On one Saturday afternoon 17th November 2012, lying on the sofa in my parents apartment in Karachi, I heard a knock on the door, the knock intensity and pattern didn’t match any regular visitors, so I was sure that it must be somebody new. My mother was near the door and also realizing the same unusual knock she cautiously opened the door a little bit and asked “Who is it?” she got a reply in a mature feminine voice “We are here for polio drops, please bring all children up to five years”, my mother replied, “We don’t have any such children”, the woman responded in a surprised tone “You don’t have any children?”. Then my mother clarified, “No, no, I have three children but all aged well above 5 years”, the conversation ended and my mother closed the door.
This is not the story I wanted to tell here, but this knock made me recall another similar event from my childhood nearly 15 years back, which is my personal story related to polio activities on ground. I was not in anyway connected to the polio eradication activities going on ground, until recently in September 2012 after attending the Group Study Exchange program from Rotary International and then spending some time in communication with d’Arcy Lunn from The End of Polio campaign. I am still not an on-the-ground worker, merely an arm chair advocacy supporter in my spare time. So to the story when I was 15 years old:
I heard a knock on the door, there was polio team outside, after they were finished from my home, the team turned to my neighbours who were a Pashtun speaking family from Quetta and living in Karachi for business reasons. My mother knew that the lady living next door does not understand Urdu language, so she kept the door open in anticipation of helping the neighbours.
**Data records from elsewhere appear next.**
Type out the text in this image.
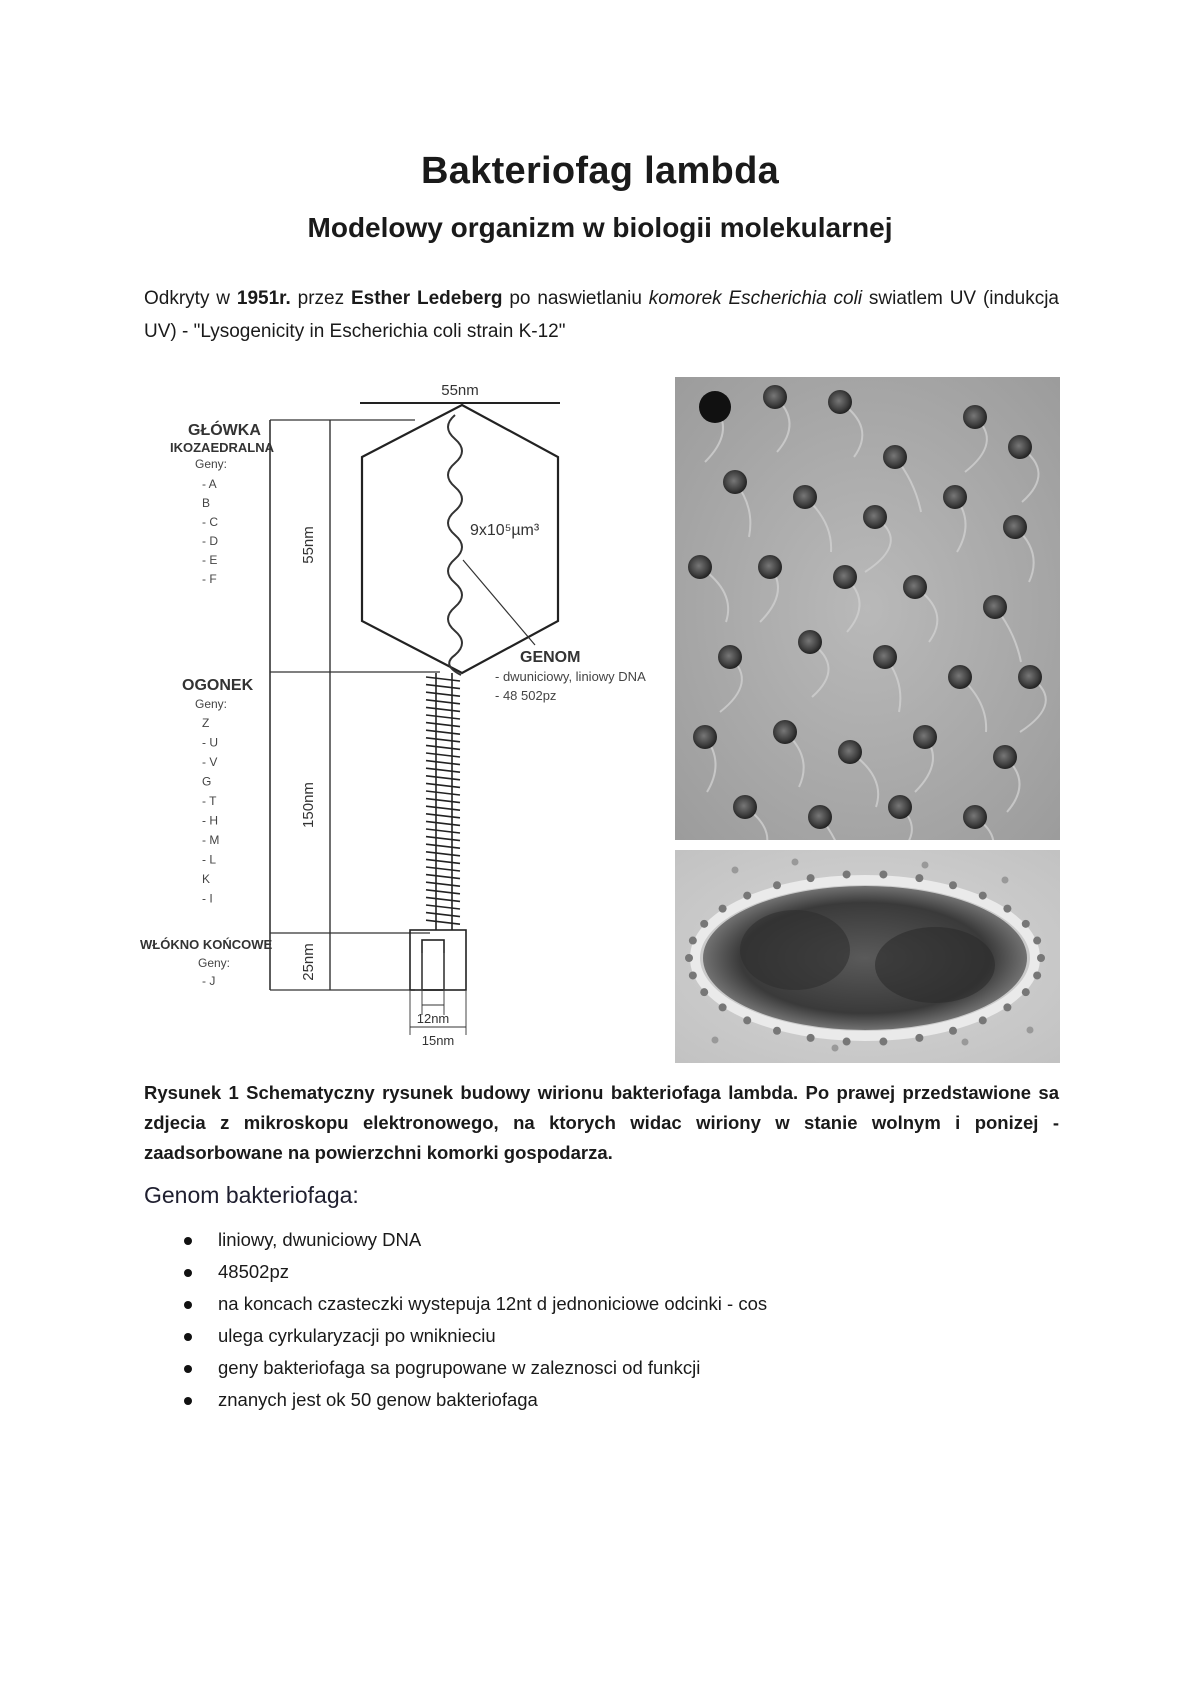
Bakteriofag lambda
Modelowy organizm w biologii molekularnej
Odkryty w 1951r. przez Esther Ledeberg po naswietlaniu komorek Escherichia coli swiatlem UV (indukcja UV) - "Lysogenicity in Escherichia coli strain K-12"
55nm
55nm
150nm
25nm
9x10⁵µm³
12nm
15nm
GENOM
- dwuniciowy, liniowy DNA
- 48 502pz
GŁÓWKA
IKOZAEDRALNA
Geny:
- A
B
- C
- D
- E
- F
OGONEK
Geny:
Z
- U
- V
G
- T
- H
- M
- L
K
- I
WŁÓKNO KOŃCOWE
Geny:
- J
Rysunek 1 Schematyczny rysunek budowy wirionu bakteriofaga lambda. Po prawej przedstawione sa zdjecia z mikroskopu elektronowego, na ktorych widac wiriony w stanie wolnym i ponizej - zaadsorbowane na powierzchni komorki gospodarza.
Genom bakteriofaga:
liniowy, dwuniciowy DNA
48502pz
na koncach czasteczki wystepuja 12nt d jednoniciowe odcinki - cos
ulega cyrkularyzacji po wniknieciu
geny bakteriofaga sa pogrupowane w zaleznosci od funkcji
znanych jest ok 50 genow bakteriofaga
We have been living with our Pashtun neighbours for several years and both families had developed very friendly relations. The friendship was a natural phenomenon with our culture of hospitality and even the language barriers could not stop this from happening. Usually the communication between my mother and the neighbour was enabled by gestures and some common words in both languages, but it was difficult to communicate and sometimes quite funny to watch! So, I am in a fix here (now), my mother speaks Urdu, the neighbours speaks Pashtun, the polio team members also spoke Urdu and I am now translating all the communication in English!
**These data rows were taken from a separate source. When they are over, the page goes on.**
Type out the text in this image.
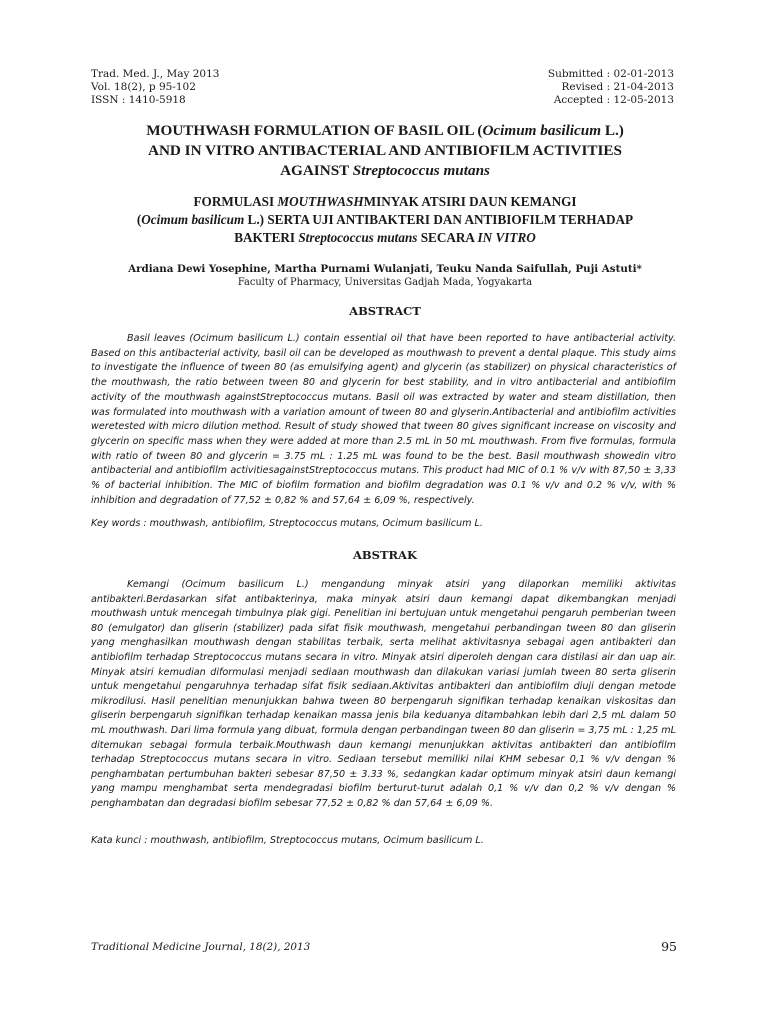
Trad. Med. J., May 2013
Vol. 18(2), p 95-102
ISSN : 1410-5918
Submitted : 02-01-2013
Revised : 21-04-2013
Accepted : 12-05-2013
MOUTHWASH FORMULATION OF BASIL OIL (Ocimum basilicum L.)
AND IN VITRO ANTIBACTERIAL AND ANTIBIOFILM ACTIVITIES
AGAINST Streptococcus mutans
FORMULASI MOUTHWASHMINYAK ATSIRI DAUN KEMANGI
(Ocimum basilicum L.) SERTA UJI ANTIBAKTERI DAN ANTIBIOFILM TERHADAP
BAKTERI Streptococcus mutans SECARA IN VITRO
Ardiana Dewi Yosephine, Martha Purnami Wulanjati, Teuku Nanda Saifullah, Puji Astuti*
Faculty of Pharmacy, Universitas Gadjah Mada, Yogyakarta
ABSTRACT
Basil leaves (Ocimum basilicum L.) contain essential oil that have been reported to have antibacterial activity. Based on this antibacterial activity, basil oil can be developed as mouthwash to prevent a dental plaque. This study aims to investigate the influence of tween 80 (as emulsifying agent) and glycerin (as stabilizer) on physical characteristics of the mouthwash, the ratio between tween 80 and glycerin for best stability, and in vitro antibacterial and antibiofilm activity of the mouthwash againstStreptococcus mutans. Basil oil was extracted by water and steam distillation, then was formulated into mouthwash with a variation amount of tween 80 and glyserin.Antibacterial and antibiofilm activities weretested with micro dilution method. Result of study showed that tween 80 gives significant increase on viscosity and glycerin on specific mass when they were added at more than 2.5 mL in 50 mL mouthwash. From five formulas, formula with ratio of tween 80 and glycerin = 3.75 mL : 1.25 mL was found to be the best. Basil mouthwash showedin vitro antibacterial and antibiofilm activitiesagainstStreptococcus mutans. This product had MIC of 0.1 % v/v with 87,50 ± 3,33 % of bacterial inhibition. The MIC of biofilm formation and biofilm degradation was 0.1 % v/v and 0.2 % v/v, with % inhibition and degradation of 77,52 ± 0,82 % and 57,64 ± 6,09 %, respectively.
Key words : mouthwash, antibiofilm, Streptococcus mutans, Ocimum basilicum L.
ABSTRAK
Kemangi (Ocimum basilicum L.) mengandung minyak atsiri yang dilaporkan memiliki aktivitas antibakteri.Berdasarkan sifat antibakterinya, maka minyak atsiri daun kemangi dapat dikembangkan menjadi mouthwash untuk mencegah timbulnya plak gigi. Penelitian ini bertujuan untuk mengetahui pengaruh pemberian tween 80 (emulgator) dan gliserin (stabilizer) pada sifat fisik mouthwash, mengetahui perbandingan tween 80 dan gliserin yang menghasilkan mouthwash dengan stabilitas terbaik, serta melihat aktivitasnya sebagai agen antibakteri dan antibiofilm terhadap Streptococcus mutans secara in vitro. Minyak atsiri diperoleh dengan cara distilasi air dan uap air. Minyak atsiri kemudian diformulasi menjadi sediaan mouthwash dan dilakukan variasi jumlah tween 80 serta gliserin untuk mengetahui pengaruhnya terhadap sifat fisik sediaan.Aktivitas antibakteri dan antibiofilm diuji dengan metode mikrodilusi. Hasil penelitian menunjukkan bahwa tween 80 berpengaruh signifikan terhadap kenaikan viskositas dan gliserin berpengaruh signifikan terhadap kenaikan massa jenis bila keduanya ditambahkan lebih dari 2,5 mL dalam 50 mL mouthwash. Dari lima formula yang dibuat, formula dengan perbandingan tween 80 dan gliserin = 3,75 mL : 1,25 mL ditemukan sebagai formula terbaik.Mouthwash daun kemangi menunjukkan aktivitas antibakteri dan antibiofilm terhadap Streptococcus mutans secara in vitro. Sediaan tersebut memiliki nilai KHM sebesar 0,1 % v/v dengan % penghambatan pertumbuhan bakteri sebesar 87,50 ± 3.33 %, sedangkan kadar optimum minyak atsiri daun kemangi yang mampu menghambat serta mendegradasi biofilm berturut-turut adalah 0,1 % v/v dan 0,2 % v/v dengan % penghambatan dan degradasi biofilm sebesar 77,52 ± 0,82 % dan 57,64 ± 6,09 %.
Kata kunci : mouthwash, antibiofilm, Streptococcus mutans, Ocimum basilicum L.
Traditional Medicine Journal, 18(2), 2013	95
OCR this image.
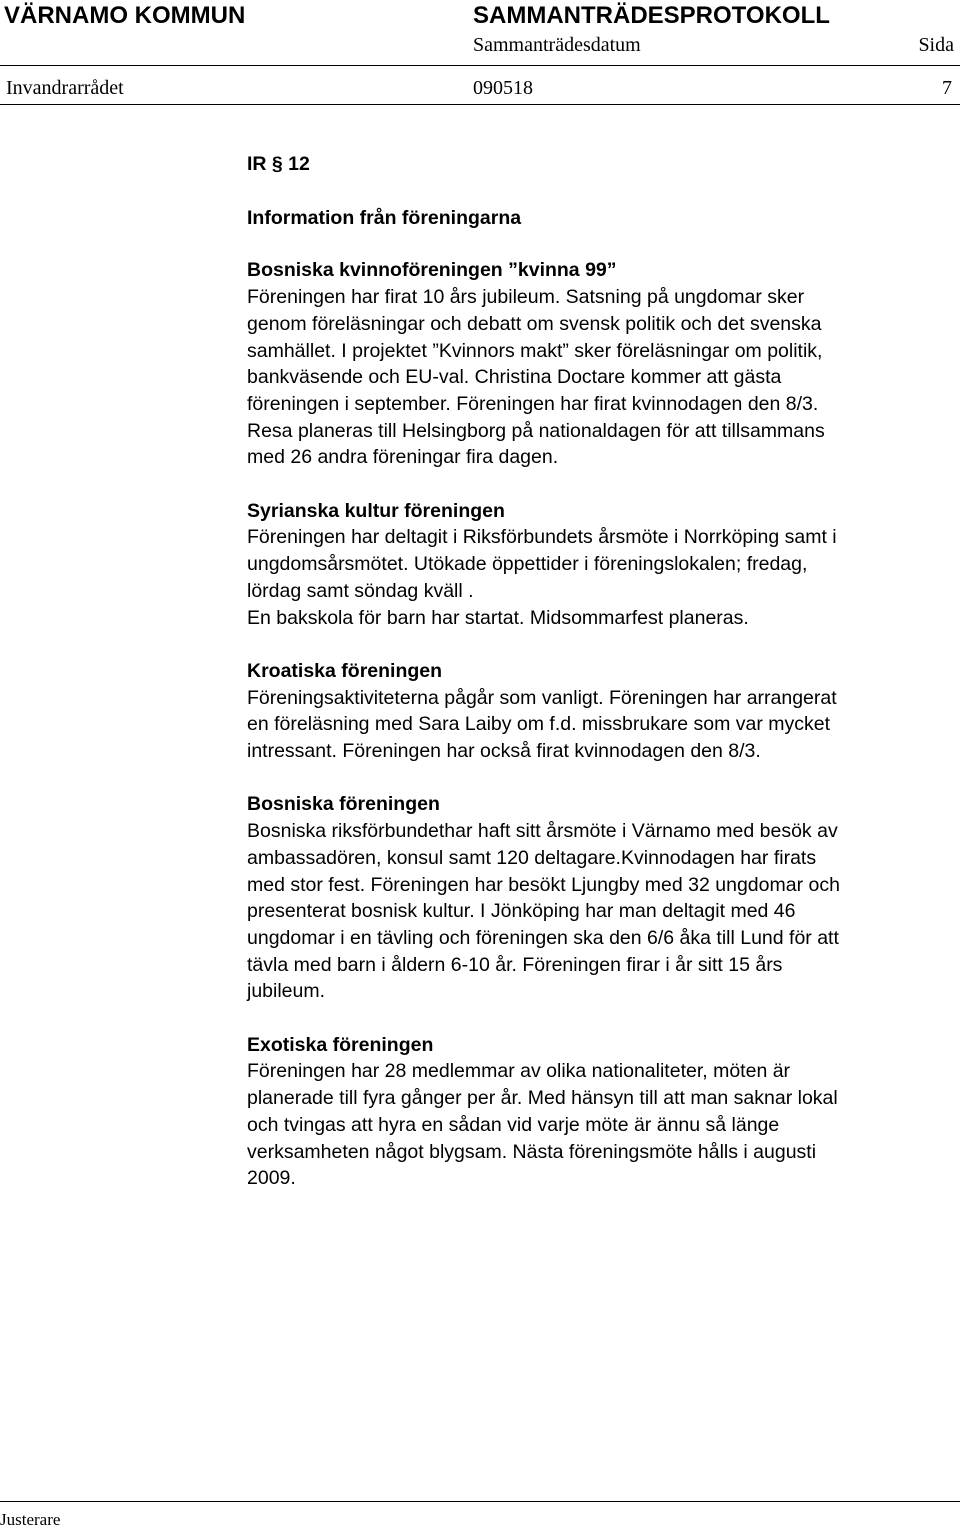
VÄRNAMO KOMMUN	SAMMANTRÄDESPROTOKOLL
Sammanträdesdatum	Sida
Invandrarrådet	090518	7

IR § 12

Information från föreningarna

Bosniska kvinnoföreningen ”kvinna 99”

Föreningen har firat 10 års jubileum. Satsning på ungdomar sker
genom föreläsningar och debatt om svensk politik och det svenska
samhället. I projektet ”Kvinnors makt” sker föreläsningar om politik,
bankväsende och EU-val. Christina Doctare kommer att gästa
föreningen i september. Föreningen har firat kvinnodagen den 8/3.
Resa planeras till Helsingborg på nationaldagen för att tillsammans
med 26 andra föreningar fira dagen.

Syrianska kultur föreningen

Föreningen har deltagit i Riksförbundets årsmöte i Norrköping samt i
ungdomsårsmötet. Utökade öppettider i föreningslokalen; fredag,
lördag samt söndag kväll .
En bakskola för barn har startat. Midsommarfest planeras.

Kroatiska föreningen

Föreningsaktiviteterna pågår som vanligt. Föreningen har arrangerat
en föreläsning med Sara Laiby om f.d. missbrukare som var mycket
intressant. Föreningen har också firat kvinnodagen den 8/3.

Bosniska föreningen

Bosniska riksförbundethar haft sitt årsmöte i Värnamo med besök av
ambassadören, konsul samt 120 deltagare.Kvinnodagen har firats
med stor fest. Föreningen har besökt Ljungby med 32 ungdomar och
presenterat bosnisk kultur. I Jönköping har man deltagit med 46
ungdomar i en tävling och föreningen ska den 6/6 åka till Lund för att
tävla med barn i åldern 6-10 år. Föreningen firar i år sitt 15 års
jubileum.

Exotiska föreningen

Föreningen har 28 medlemmar av olika nationaliteter, möten är
planerade till fyra gånger per år. Med hänsyn till att man saknar lokal
och tvingas att hyra en sådan vid varje möte är ännu så länge
verksamheten något blygsam. Nästa föreningsmöte hålls i augusti
2009.

Justerare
Going on with the story, my mother watched the polio team knock on the door of neighbours, a child opened the door, to whom the polio team asked to call some elder. The neighbour lady came to the door but stood beside it and asked who was this at the door? On hearing the feminine voice, she came out and faced the polio team. Obviously she did not understand what the polio team members said as she only understood Pashtun and the polio team spoke Urdu. So, my mother intervened and using gestures and common words, she made her understand that you need to bring all out all your children up to five years of age, (there were three of them) to have this medicine against the disease (polio).
The most important aspect of the communication was very astonishing for me, realized now in 2012, my mother pointed out towards her own children, me and my siblings that they also had this medicine and it is actually good for their health. After a few more gestures, both my mother and the neighbour lady smiled at each other and then my mother gave the green signal to the polio team for giving drops to the children. The team executed the oral vaccination and I remember the excitement around the scene as every child got the drops. After completing their job, the team marked the apartments on the wall beside the doors in their own shorthand and away they went down the stairs to the other apartments.
A simple analysis (if readers cannot comprehend with my story telling skills!) reveals that personal relations are a very good means of conveying a message and even language barriers cannot stop persuasion for a common cause, as my mother successfully and unknowingly demonstrated.
We have moved to a different apartment now and the neighbours also moved to another block, but both families are still friends and we often visit each other. My story ends here, sorry for my poor story telling.
Ashar Ahmed, Karachi, Pakistan
Editor’s note: wonderful story telling in a second language if you don’t mind! A beautiful story of the present, past and into the future. We all play our part in the global eradication of polio!